As I get older and my family grows, one question that comes to mind is, “will they manage if something happens to me? Particularly from a financial aspect.” I can’t do much to prevent the emotional impact, but I want to ensure that my family will not suffer financially if something should happen to me. But which type of life insurance policy is best for me and my family from a cost and coverage perspective? Term or Whole Life?
First and foremost, we buy life insurance to provide for our families in case we pass away unexpectedly and cannot provide for them any longer. This may sound simple, but sometimes life insurance products are designed to do more than this basic function, and that’s where buying life insurance gets complicated.
Term life insurance is the purest form of coverage. It is purchased for a period of time, or term, and when that period of time expires, the life insurance ends. It is common to buy a term policy for 10 to 30 years, though different periods are available. So if you die you win (so to speak). If you live past the length of the policy, you (or, more specifically, your family members) get no money back. Because the policies are temporary, and only cover death benefits only, a term policy is usually the cheapest life insurance to buy, and is the choice of most younger families. Get a free quote across multiple providers for term life insurance.

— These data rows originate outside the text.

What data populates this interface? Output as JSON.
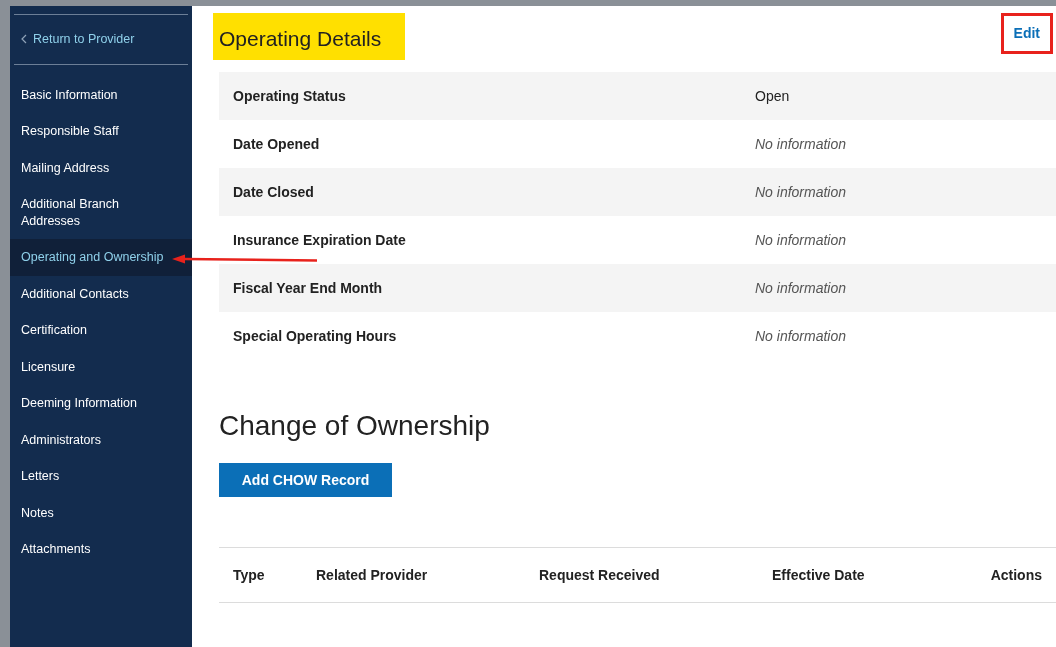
{
  "sidebar": {
    "return_link": "Return to Provider",
    "items": [
      {
        "label": "Basic Information",
        "selected": false
      },
      {
        "label": "Responsible Staff",
        "selected": false
      },
      {
        "label": "Mailing Address",
        "selected": false
      },
      {
        "label": "Additional Branch Addresses",
        "selected": false
      },
      {
        "label": "Operating and Ownership",
        "selected": true
      },
      {
        "label": "Additional Contacts",
        "selected": false
      },
      {
        "label": "Certification",
        "selected": false
      },
      {
        "label": "Licensure",
        "selected": false
      },
      {
        "label": "Deeming Information",
        "selected": false
      },
      {
        "label": "Administrators",
        "selected": false
      },
      {
        "label": "Letters",
        "selected": false
      },
      {
        "label": "Notes",
        "selected": false
      },
      {
        "label": "Attachments",
        "selected": false
      }
    ]
  },
  "operating_details": {
    "title": "Operating Details",
    "edit": "Edit",
    "rows": [
      {
        "label": "Operating Status",
        "value": "Open",
        "missing": false
      },
      {
        "label": "Date Opened",
        "value": "No information",
        "missing": true
      },
      {
        "label": "Date Closed",
        "value": "No information",
        "missing": true
      },
      {
        "label": "Insurance Expiration Date",
        "value": "No information",
        "missing": true
      },
      {
        "label": "Fiscal Year End Month",
        "value": "No information",
        "missing": true
      },
      {
        "label": "Special Operating Hours",
        "value": "No information",
        "missing": true
      }
    ]
  },
  "change_of_ownership": {
    "title": "Change of Ownership",
    "add_button": "Add CHOW Record",
    "table": {
      "columns": [
        "Type",
        "Related Provider",
        "Request Received",
        "Effective Date",
        "Actions"
      ]
    }
  }
}
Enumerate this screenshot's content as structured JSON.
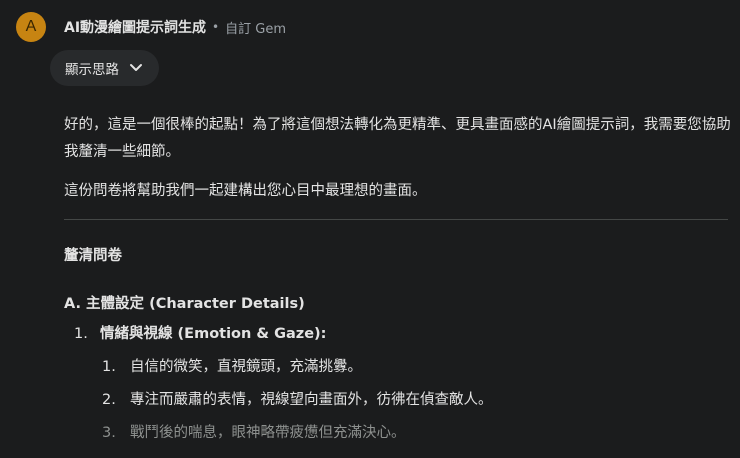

Whole (or permanent) life insurance, on the other hand, is designed to cover a person for their whole life. It builds a cash value or “savings account”, and so is a combination of life insurance and savings. As long as the policy is paid for, or paid up, the coverage will be in force. Because of this, whole life insurance is more expensive. If you live, you get back at least some of, and often much more than, the amount you spent on your premium. You get this money back either by cashing in the policy or by borrowing against it
The key is how long you plan to keep the policy. Most financial advisors will tell their clients, especially younger clients, to purchase term coverage. They do this because term policies are much cheaper, and the extra money can be used for other investments that may provide better returns than whole life policies. In most cases, this is probably good advice, especially for large amounts of coverage that growing families need.
However, term policies do expire, and a middle aged or older person may find him or herself without coverage just when it is much more expensive to buy life insurance. Not everybody’s need for life insurance ends when a policy does. In a perfect world, I would suggest buying a larger face value term life insurance policy with a large enough face value to cover a home mortgage, living expenses, and education. But I would also advise you to consider the purchase of a smaller whole life insurance policy, especially one with a ten year payoff. That way, when the person retires, they can be secure in the knowledge that their beneficiaries will get the benefits to settle final expenses.
4 thoughts on “Life Insurance – Whole versus Term and Choosing the Right Option”
I appreciate your information on the differences between term and whole life insurance. It seems that you would really have to consider what type of coverage you want before you buy any insurance. My wife and I are looking into getting life insurance so maybe we should decide which type we want before we decide on a policy.
The purpose of life insurance is to provide a source of income, in case of death, for your children, dependents, or other beneficiaries. (Life insurance can also serve certain estate planning purposes, which we won’t go into here.)
Buying life insurance is contingent upon whether anyone is depending on your income after your death. If you have a spouse, child, parent, or some other individual who depends on your income, then you probably need life insurance.
Because life insurance protects your family in the event of a death, it is important to determine the correct amount. Most people do not have the right amount of insurance.
There are two basic types of life insurance: term and permanent. Term insurance is insurance that covers a specified period. If you die within this time frame, your beneficiary receives the insurance benefit. Term policy premiums usually increase with age.
Permanent insurance, such as universal life, variable life, and whole life, contains a cash value account or an investment element to the insurance.
Rules of Thumb
The younger your children, the more insurance you need. If both spouses earn income, then both spouses should be insured, with insurance amounts proportionate to salary amounts.
Tip: If the family cannot afford to insure both wage earners, the primary wage earner should be insured first, and the secondary wage earner should be insured later on. A less expensive term policy might be used to fill an insurance gap.
If one spouse does not work outside the home, insurance should be purchased to cover the absence of the services being provided by that spouse (child care, housekeeping, bookkeeping, etc.). However, if funds are limited, insurance on the non-wage earner should be secondary to insurance for the wage earner.
If there are no dependents and your spouse could live comfortably without your income, then you will still need life insurance, but you will need less than someone who has dependents.
Tip: At a minimum, you will want to provide for burial expenses and paying off your debts.
If your spouse would undergo financial hardship without your income, or if you do not have adequate savings, you may need to purchase more insurance. The amount will depend on your salary level and that of your spouse, on the amount of savings you have, and on the amount of debt you both have.
To put it more simply:
Term: Provides coverage a set period of time. If you die after the policy term, a death benefit will not be paid out.
Whole: Provides lifelong coverage and earns additional cash value over time (like an annuity)
This is a great post. One thing to consider is that while term coverage can be cheaper, you can also save money on purchasing whole life insurance if you combine it with other insurance policies you have taken from the same company (i.e. auto, home, health).